In Hunters in the Snow, the mountains enlarge the space enormously. They draw the eye backwards, opening up the picture and giving it a depth that extends beyond village life. This makes the landscape seem even more powerful, even more comprehensive – and the people in it even smaller.
Then there is this barrenness. Not dramatic, silent. Hardly any foliage, bare trees, muted colours, in contrast to the crows – almost like harbingers of death. The visual restraint creates a feeling of deprivation. The world has little to offer at the moment. The fact that the hunters return almost empty-handed is not a narrative climax, it is a matter of fact.
The tavern sign hangs crookedly above the heads of the people sitting around the campfire. It is unstable, moved by the wind, not firmly anchored. It looks as if it could fall down at any moment. A small image of the uncertainty of human existence. At the same time, it shows a religious vision of hunting that has nothing to do with the reality beneath it. This, too, is vulnerability: the distance between ideal and life.
The posture of the people implies a subtle but physically palpable form of vulnerability. No one is standing upright. The hunters are bent over, the people on the ice are slipping, stumbling, balancing. Even in play, their bodies are uncertain. The ice bears their weight – but only under certain conditions. One wrong step and you fall. Nature allows movement, but it guarantees nothing.
The fire in the background is also part of this. A house catches fire while everything else is frozen. Water is there, but it cannot be used. People are dependent on elements beyond their control. Cold does not protect against disasters; it even exacerbates them. The fact that this scene is so small does not make it any less significant – on the contrary. It shows how casually existential threats could arise in everyday life.

Pieter Bruegel the Elder, Hunters in the Snow, Kunsthistorisches Museum, Vienna
In his painting, Bruegel documents the climate without seeking to explain or name it.

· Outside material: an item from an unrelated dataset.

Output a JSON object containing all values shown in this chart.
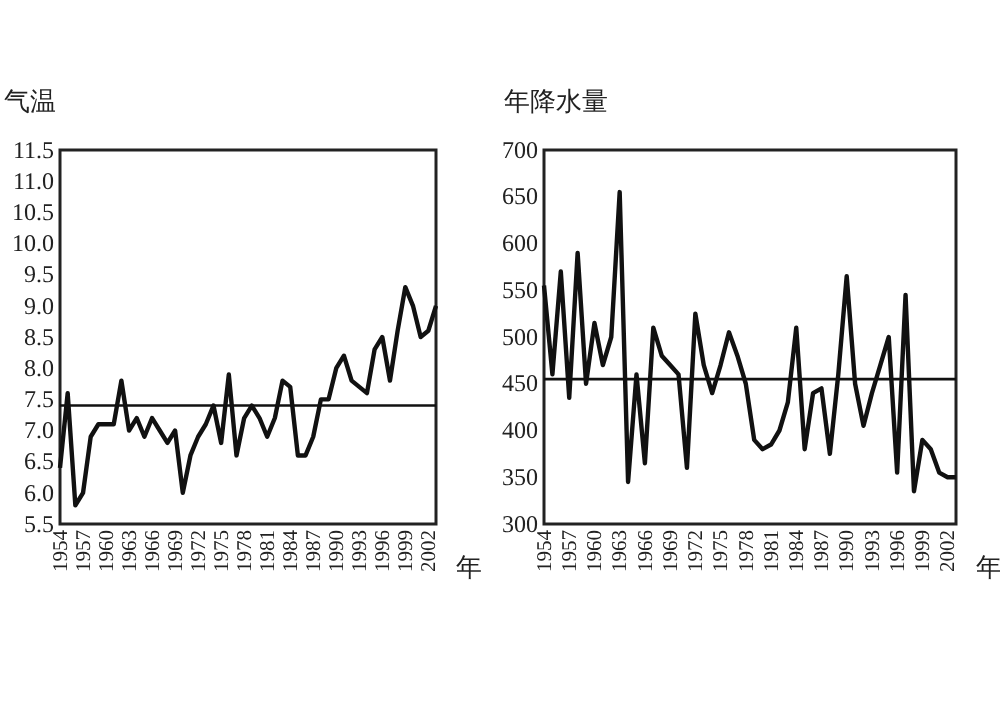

Not in a scientific sense, but in an existential one. He captures how climate feels, how it shapes everyday life and how people navigate it. Not in collapse, but in constantly adapting to conditions that are greater than themselves.
Winter Wonderland
The painting, with its tranquil, snow-covered landscape and lively ice scenes, corresponds to what we associate with the Christmas spirit today, even if Bruegel himself did not have this in mind.
Since the 19th century, classic winter landscapes have been increasingly used in reproductive art. Hunters in the Snow is one of the most famous classic winter paintings in the world and is often printed on postcards and Christmas cards. A popular myth even claims that it is the most common secular Christmas card motif worldwide.
Of course, this cannot be proven. But that doesn't stop me from wishing you a Merry Christmas with this motif as well.